The Double (2013)
SPOILERS!! — I guess this just isn’t the year for films dealing with the duality of self. Similar to the buried theatrical-existence of Denis Villeneuve’s Enemy (which is technically both a 2013 & 2014 release) Richard Ayoade’s sophomore feature, The Double (his first being the off-kilter British ‘coming-of-ager’ Submarine from 2010) seems to have come and gone. Actually, upon initially learning-of and anticipating the arrival of both these pictures, I assumed (as past trends seem to dictate) that when you generally have two movies debuting in the same timeframe tackling what appears to be (at face-value) one very comparable conceit — Well usually it’s a given that one of these films succeeds while the other… not so much.

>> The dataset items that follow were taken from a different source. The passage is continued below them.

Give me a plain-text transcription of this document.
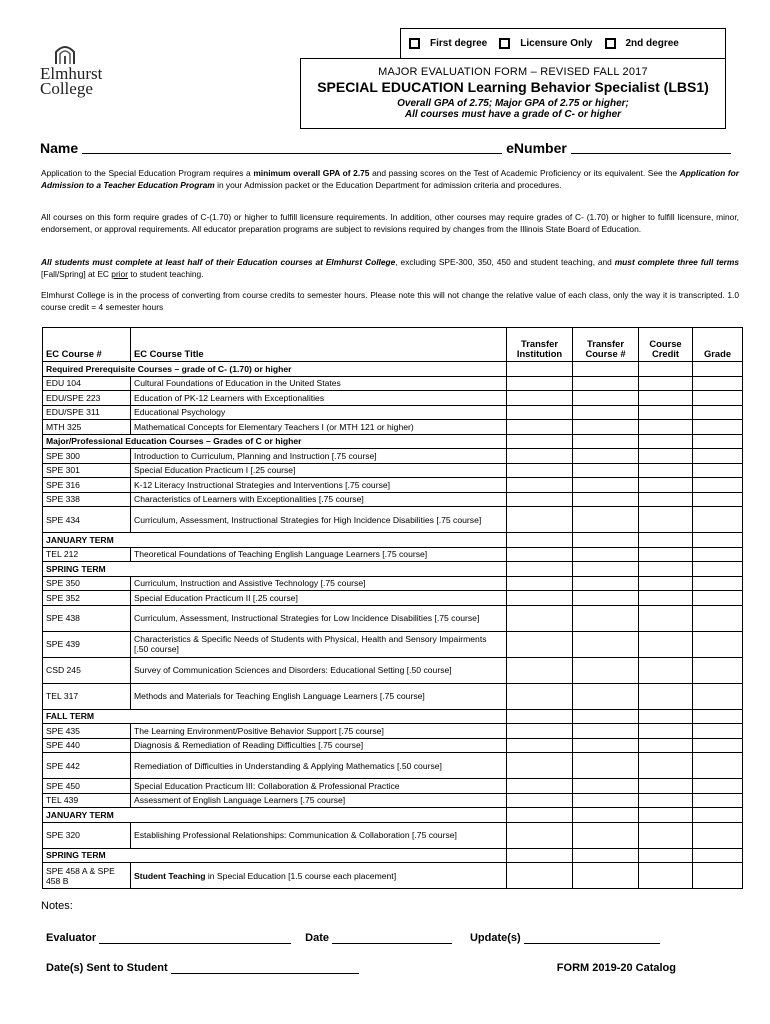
Elmhurst
College
First degree	Licensure Only	2nd degree
MAJOR EVALUATION FORM – REVISED FALL 2017
SPECIAL EDUCATION Learning Behavior Specialist (LBS1)
Overall GPA of 2.75; Major GPA of 2.75 or higher;
All courses must have a grade of C- or higher
Name	eNumber
Application to the Special Education Program requires a minimum overall GPA of 2.75 and passing scores on the Test of Academic Proficiency or its equivalent. See the Application for Admission to a Teacher Education Program in your Admission packet or the Education Department for admission criteria and procedures.
All courses on this form require grades of C-(1.70) or higher to fulfill licensure requirements. In addition, other courses may require grades of C- (1.70) or higher to fulfill licensure, minor, endorsement, or approval requirements. All educator preparation programs are subject to revisions required by changes from the Illinois State Board of Education.
All students must complete at least half of their Education courses at Elmhurst College, excluding SPE-300, 350, 450 and student teaching, and must complete three full terms [Fall/Spring] at EC prior to student teaching.
Elmhurst College is in the process of converting from course credits to semester hours. Please note this will not change the relative value of each class, only the way it is transcripted. 1.0 course credit = 4 semester hours
EC Course #	EC Course Title	Transfer Institution	Transfer Course #	Course Credit	Grade
Required Prerequisite Courses – grade of C- (1.70) or higher					
EDU 104	Cultural Foundations of Education in the United States				
EDU/SPE 223	Education of PK-12 Learners with Exceptionalities				
EDU/SPE 311	Educational Psychology				
MTH 325	Mathematical Concepts for Elementary Teachers I (or MTH 121 or higher)				
Major/Professional Education Courses – Grades of C or higher					
SPE 300	Introduction to Curriculum, Planning and Instruction [.75 course]				
SPE 301	Special Education Practicum I [.25 course]				
SPE 316	K-12 Literacy Instructional Strategies and Interventions [.75 course]				
SPE 338	Characteristics of Learners with Exceptionalities [.75 course]				
SPE 434	Curriculum, Assessment, Instructional Strategies for High Incidence Disabilities [.75 course]				
JANUARY TERM					
TEL 212	Theoretical Foundations of Teaching English Language Learners [.75 course]				
SPRING TERM					
SPE 350	Curriculum, Instruction and Assistive Technology [.75 course]				
SPE 352	Special Education Practicum II [.25 course]				
SPE 438	Curriculum, Assessment, Instructional Strategies for Low Incidence Disabilities [.75 course]				
SPE 439	Characteristics & Specific Needs of Students with Physical, Health and Sensory Impairments [.50 course]				
CSD 245	Survey of Communication Sciences and Disorders: Educational Setting [.50 course]				
TEL 317	Methods and Materials for Teaching English Language Learners [.75 course]				
FALL TERM					
SPE 435	The Learning Environment/Positive Behavior Support [.75 course]				
SPE 440	Diagnosis & Remediation of Reading Difficulties [.75 course]				
SPE 442	Remediation of Difficulties in Understanding & Applying Mathematics [.50 course]				
SPE 450	Special Education Practicum III: Collaboration & Professional Practice				
TEL 439	Assessment of English Language Learners [.75 course]				
JANUARY TERM					
SPE 320	Establishing Professional Relationships: Communication & Collaboration [.75 course]				
SPRING TERM					
SPE 458 A & SPE 458 B	Student Teaching in Special Education [1.5 course each placement]				
Notes:
Evaluator	Date	Update(s)
Date(s) Sent to Student	FORM 2019-20 Catalog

Yet in the case of both Enemy and now The Double, with regards to mainstream-awareness (or dollars) audiences just aren’t jiving — BUT hold that gasp! Let’s pretend for a second that we can agree that a film’s box-office performance plays such a meaningless role when it ultimately comes down to judging the authenticity of said underachiever’s quality. Lets pretend for a moment that we’re all still truthfully looking out for the little guys… the films that don’t have the billion-dollar budgets to secure cross-cultural, global-wide/mass-market advertising — Well in this idealized realm of film-radar scanning, The Double is kind of like honing in on this unearthly frequency that (at all costs) should not be lost. Based on the novel by Dostoyevsky, and in the same vein of the internalized demands tied to the film’s hyper-sensitive main-character (exceptionally played by Jesse Eisenberg) director/ co-writer Ayoade’s The Double commands to be seen and enjoyed for the romantic, cartoonish, and nightmarish head-trip that it is.

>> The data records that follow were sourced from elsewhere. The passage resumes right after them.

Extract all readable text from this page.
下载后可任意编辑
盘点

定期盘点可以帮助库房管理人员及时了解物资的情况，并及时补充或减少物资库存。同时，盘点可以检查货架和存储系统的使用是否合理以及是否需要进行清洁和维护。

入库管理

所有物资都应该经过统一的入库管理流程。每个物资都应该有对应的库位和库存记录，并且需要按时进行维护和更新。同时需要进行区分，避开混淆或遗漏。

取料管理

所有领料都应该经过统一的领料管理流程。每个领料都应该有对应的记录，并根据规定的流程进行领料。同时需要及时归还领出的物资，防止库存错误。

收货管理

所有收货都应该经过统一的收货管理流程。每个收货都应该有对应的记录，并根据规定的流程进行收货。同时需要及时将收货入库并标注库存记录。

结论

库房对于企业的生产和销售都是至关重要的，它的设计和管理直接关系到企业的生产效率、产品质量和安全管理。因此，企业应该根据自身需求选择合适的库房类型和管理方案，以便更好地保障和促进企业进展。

Now sure, by selling this as some sort of existential ‘ACME’ Jack-in-the-box this side of Tim Burton’s pesonal playpen, I’d imagine this doesn’t exactly entice the masses, but I’m legitimately befuddled as to how to describe this movie. While the filmmaking on display (like Enemy) mischievously makes a mess out of, what is at the end of the day, a very clear and concise tale, it is ultimately Ayoade’s whacked-out, meticulous and jittery style that I oh-so enjoyed. I really just can’t get enough of how this film is put together and constructed from a filmmaking standpoint. So what is this “style” you ask? Hmm… how about describing it as a French ‘New-Wave’ Lynchian hybrid of Wes Anderson, and maybe I’m getting warmer with accurately pinpointing how The Double vibes visually.

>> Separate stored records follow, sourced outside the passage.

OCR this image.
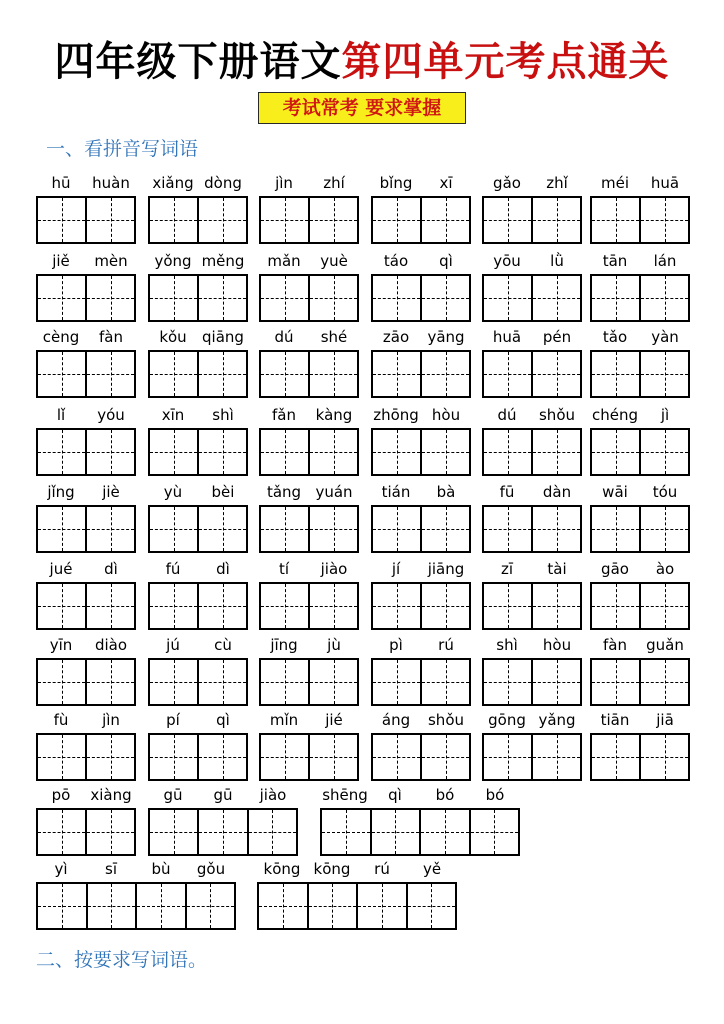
四年级下册语文第四单元考点通关
考试常考 要求掌握
一、看拼音写词语
hū huàn xiǎng dòng jìn zhí bǐng xī	gǎo zhǐ méi huā
jiě mèn yǒng měng mǎn yuè táo qì	yōu lǜ	tān lán
cèng fàn kǒu qiāng dú shé zāo yāng huā pén tǎo yàn
lǐ yóu xīn shì	fǎn kàng zhōng hòu dú shǒu chéng jì
jǐng jiè	yù bèi tǎng yuán tián bà	fū dàn wāi tóu
jué dì	fú dì	tí jiào	jí jiāng zī tài gāo ào
yīn diào	jú cù	jīng jù	pì rú	shì hòu fàn guǎn
fù jìn	pí qì	mǐn jié	áng shǒu gōng yǎng tiān jiā
pō xiàng gū gū jiào shēng qì bó bó
yì sī bù gǒu	kōng kōng rú yě
二、按要求写词语。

But beyond all the technical-hyperbole with regards to the movie’s mechanics (for me) Jesse Eisenberg (playing the film’s neurotic and diabolical dualist of a protagonist) deserves some fine praise for his work here. While at once fine-tuning the very Woody Allen-esque persona that has only increased his presence as a worldly recognized actor, Eisenberg also gets to obliterate that nebbish caricature of a stigma in favor of, well you guessed it, the exact opposite. Still preserving his knack for brilliant comedic-timing and the art of physical pantomimes, the actor also gets to refreshingly exercise his inner Tyler Durden, and it’s quite the surrealistic romp to watch both sides of Eisenberg’s self go to head-to-head in the battle for external love and long-overdue personal defiance.
If Richard Ayoade’s Submarine debatably only estranged itself from the crowd as possibly being too eccentric and too hip for its own good, The Double kind of grabs hold of that idiosyncrasy and “jumps the shark” while unabashedly running with scissors. But if you’re like me, and you enjoyed that moment when Wes Anderson flipped the creative-switch and went from Bottle Rocket all the way over to The Life Aquatic with Steve Zissou, then The Double should absolutely not go unnoticed in your life. Actually, upon closer reflection, it might even be one of your favorite films of the year.